Günstige, kompakte Notebooks liegen im Trend. Die kleinen »Atom«-Zwerge, sprich mit den CPUs von Intel, eignen sich aber nur in begrenztem Umfang für den Business-Einsatz. Dazu reichen Grafikleistung, CPU-Power und Speicherausstattung häufig nicht aus.

Immer mehr Außendienstmitarbeiter benötigen zudem virtuelle Maschinen auf den mobilen PCs, um bei Kunden beispielsweise neue Software vorzuführen. Dazu bedarf es mehrere Rechenkerne und ein paar GByte Arbeitsspeicher. Eine UMTS-Verbindung für den Internet-Zugang ist ebenfalls von Vorteil.

In edlem Schwarz: das Lifebook P3110 von Fujitsu.

Für diesen Einsatz entsendet Fujitsu das »Lifebook P3110« in das Labor von Network Computing. In dem kompakten Rechner mit 11-Zoll-Bildschirm steckt mehr Rechenkraft als in so manchen zeitgemäßen Desktop-Arbeitsplätzen. Ein Core-Duo-Prozessor mit 1,3 GHz treibt den Zwerg an.

Ihm stehen weiterhin 4 GByte RAM, eine Intel-Chipsatz-Grafikkarte GMA4500 und eine 300-GByte-Platte zur Verfügung. Das LED-erleuchtete Display liefert 1366 x 768 Bildpunkte.

Der Rechner verfügt über drei USB-Anschlüsse, einen Analog-VGA-Ausgang sowie Sound, LAN, WLAN, Bluetooth und einen SD-Kartenslot. Dagegen fehlen HDMI- oder DVI-Buchsen und ein PC- oder Express-Card-Slot. Einige Anwender werden zudem vermissen, dass Fujitsu keine Docking-Station für den P3110 offeriert.

Mit Windows 7 an Bord

Unser Business-Modell kommt mit vorinstalliertem Windows-7-Professional in der 32-Bit-Version und einem integriertem UMTS-Modem. Für den Tests setzt Network Computing zudem parallel dazu Linux auf, genauer gesagt Ubuntu 9.10 x64.

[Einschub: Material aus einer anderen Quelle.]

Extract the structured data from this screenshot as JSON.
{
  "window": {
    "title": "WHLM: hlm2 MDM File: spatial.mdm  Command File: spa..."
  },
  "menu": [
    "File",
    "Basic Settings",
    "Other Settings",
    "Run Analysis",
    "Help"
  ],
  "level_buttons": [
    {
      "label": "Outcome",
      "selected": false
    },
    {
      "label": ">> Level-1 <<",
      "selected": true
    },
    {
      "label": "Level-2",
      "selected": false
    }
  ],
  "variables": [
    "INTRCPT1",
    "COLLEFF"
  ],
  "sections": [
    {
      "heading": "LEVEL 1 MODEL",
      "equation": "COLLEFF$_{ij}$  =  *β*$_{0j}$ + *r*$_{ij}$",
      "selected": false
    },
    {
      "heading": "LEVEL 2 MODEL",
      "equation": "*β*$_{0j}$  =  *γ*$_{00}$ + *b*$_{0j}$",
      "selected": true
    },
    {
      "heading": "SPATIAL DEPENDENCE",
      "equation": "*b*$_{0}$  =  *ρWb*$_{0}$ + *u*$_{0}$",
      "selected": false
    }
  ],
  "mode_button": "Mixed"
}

Wer mit dem P3110 virtualisieren möchte, muss im BIOS vorher VT einschalten, weil Fujitsu komischerweise die Virtualisierungsfunktion der CPU in der Grundeinstellung abschaltet.

Von den 4 GByte Arbeitsspeicher abzüglich Grafikspeicher bleiben für das 32-Bit-System lediglich 3,18 GByte übrig. Hier sollte Fujitsu künftig vielleicht auf die 64-Bit-Version setzen, um das RAM optimal nutzen zu können.

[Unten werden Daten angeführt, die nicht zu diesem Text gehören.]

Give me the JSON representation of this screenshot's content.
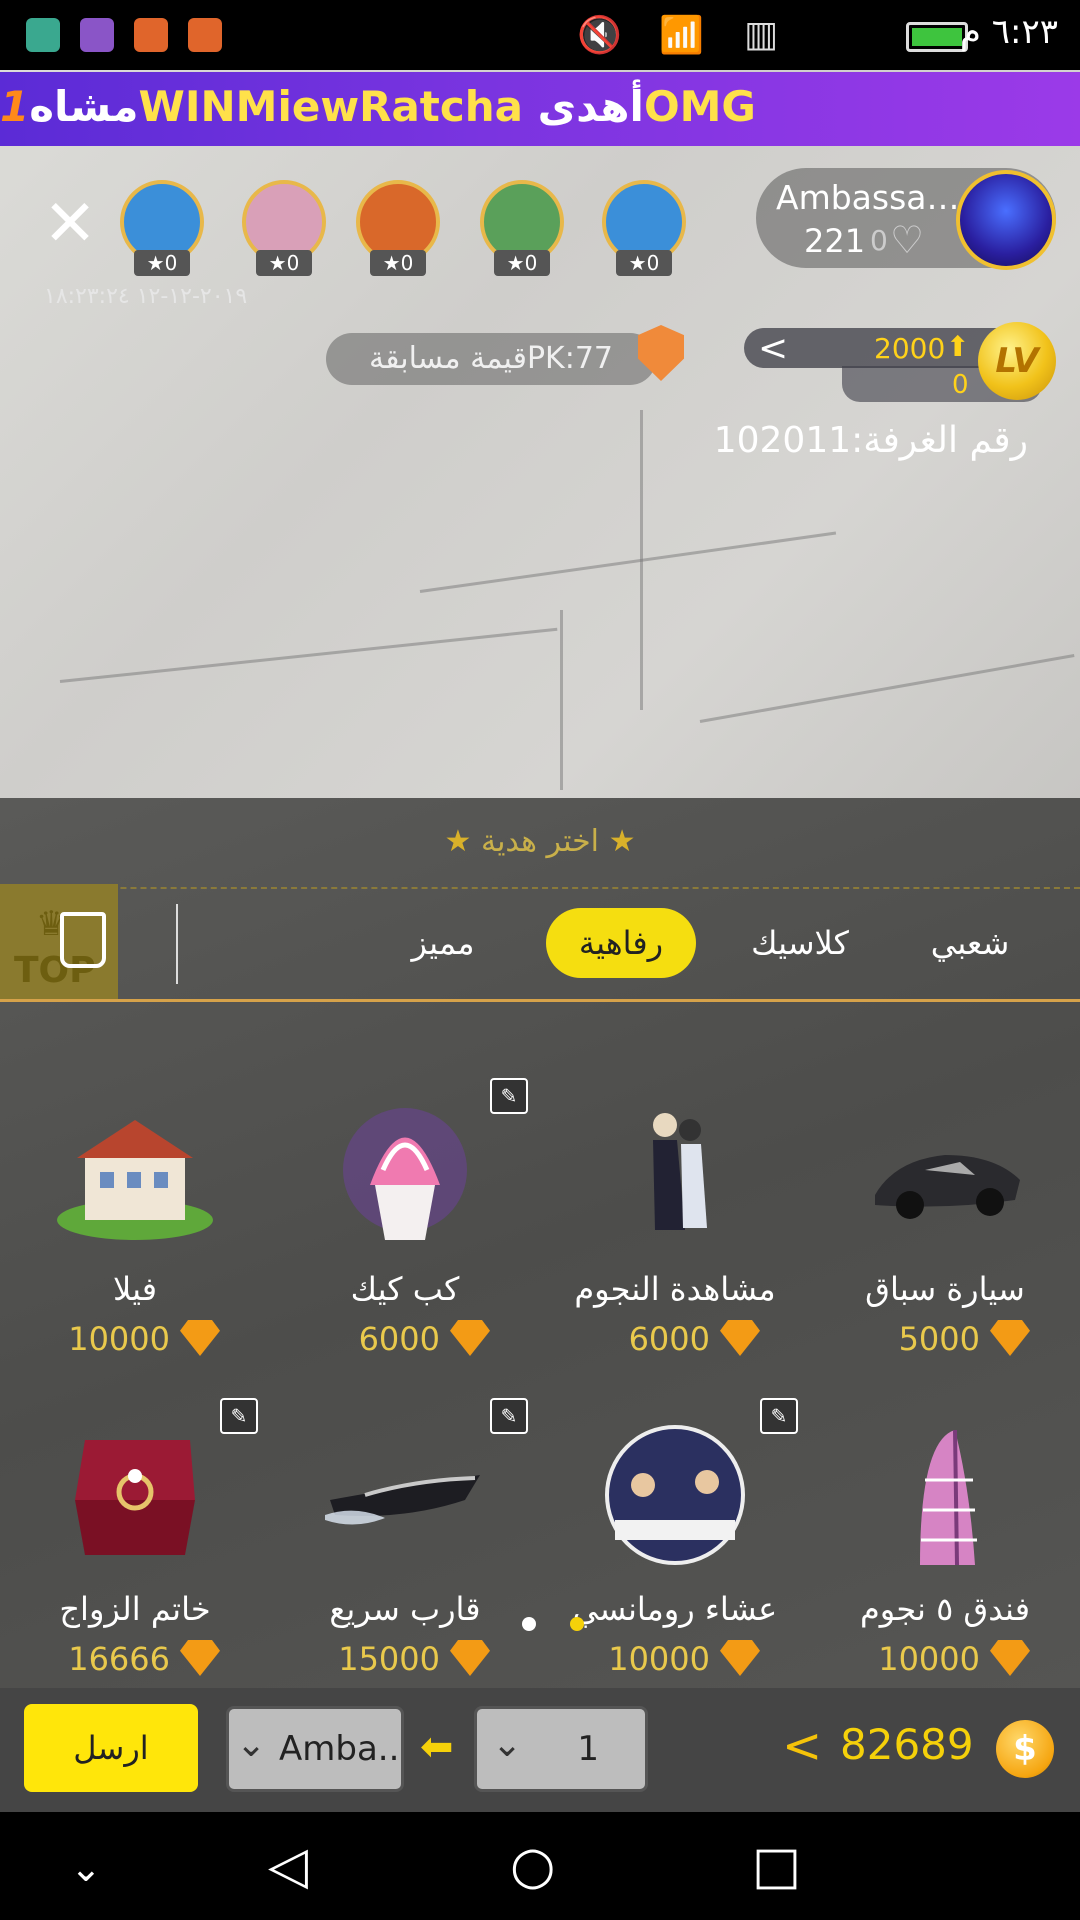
{
  "status_bar": {
    "time": "٦:٢٣ م",
    "app_icons": [
      {
        "name": "android-app-icon",
        "color": "#3aa88f"
      },
      {
        "name": "gallery-app-icon",
        "color": "#8a55c7"
      },
      {
        "name": "music-app-icon",
        "color": "#e0652b"
      },
      {
        "name": "music-app-icon-2",
        "color": "#e0652b"
      }
    ]
  },
  "banner": {
    "text_start": "مشاه",
    "rank": "1",
    "winner": "WINMiewRatcha",
    "gift_word": "أهدى",
    "gift_name": "OMG"
  },
  "host": {
    "name": "Ambassad...",
    "audience_count": "221",
    "likes": "0"
  },
  "viewers": [
    {
      "badge": "0",
      "color": "#3b8fd9"
    },
    {
      "badge": "0",
      "color": "#d9a0b8"
    },
    {
      "badge": "0",
      "color": "#d9682a"
    },
    {
      "badge": "0",
      "color": "#5aa05a"
    },
    {
      "badge": "0",
      "color": "#3b8fd9"
    }
  ],
  "timestamp": "٢٠١٩-١٢-١٢ ١٨:٢٣:٢٤",
  "pk": {
    "label": "قيمة مسابقةPK:77"
  },
  "level": {
    "value": "2000",
    "sub_value": "0",
    "coin_label": "LV"
  },
  "room": {
    "label": "رقم الغرفة:102011"
  },
  "gift_panel": {
    "title": "اختر هدية",
    "top_label": "TOP",
    "tabs": [
      {
        "label": "شعبي",
        "active": false
      },
      {
        "label": "كلاسيك",
        "active": false
      },
      {
        "label": "رفاهية",
        "active": true
      },
      {
        "label": "مميز",
        "active": false
      }
    ],
    "gifts": [
      {
        "name": "سيارة سباق",
        "price": "5000",
        "icon": "race-car-icon",
        "tagged": false
      },
      {
        "name": "مشاهدة النجوم",
        "price": "6000",
        "icon": "stargazing-couple-icon",
        "tagged": false
      },
      {
        "name": "كب كيك",
        "price": "6000",
        "icon": "cupcake-icon",
        "tagged": true
      },
      {
        "name": "فيلا",
        "price": "10000",
        "icon": "villa-icon",
        "tagged": false
      },
      {
        "name": "فندق ٥ نجوم",
        "price": "10000",
        "icon": "hotel-icon",
        "tagged": false
      },
      {
        "name": "عشاء رومانسي",
        "price": "10000",
        "icon": "romantic-dinner-icon",
        "tagged": true
      },
      {
        "name": "قارب سريع",
        "price": "15000",
        "icon": "speedboat-icon",
        "tagged": true
      },
      {
        "name": "خاتم الزواج",
        "price": "16666",
        "icon": "wedding-ring-icon",
        "tagged": true
      }
    ]
  },
  "bottom_bar": {
    "send_label": "ارسل",
    "recipient": "Amba...",
    "quantity": "1",
    "balance": "82689",
    "coin_symbol": "$"
  },
  "colors": {
    "accent_yellow": "#f5de10",
    "gift_price": "#e9c94c",
    "banner_purple": "#7a34e0"
  }
}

Das Liefbook ist auch in anderen Farben erhältlich, etwa einem pfiffigen Rot.

Die Platte arbeitet zügig und sehr leise. Unter Windows schafft der Rechner gute fünf Stunden Akkulaufzeit bei herkömmlicher Büroarbeit mit aktivem WLAN.

Das Display ist sehr hell und liefert eine gute Farbdarstellung. In der Praxis stört die Verspiegelung allerdings stärker, als anfangs vermutet. Bereits ein Fenster, das sich hinter dem Anwender befindet, sorgt dafür, dass Teile des Schirms unlesbar werden. Bei Zugfahrten mit wechselnder Fremdlichteinstrahlung ist ein sinnvolles Arbeiten stellenweise umständlich. Hier wäre ein mattes Display die deutlich bessere Lösung.

Trotz der kompakten Bauform fällt die Tastatur groß genug aus und hat einen angenehmen Anschlag. Längere Texte lassen sich ohne große Tippfehler erstellen.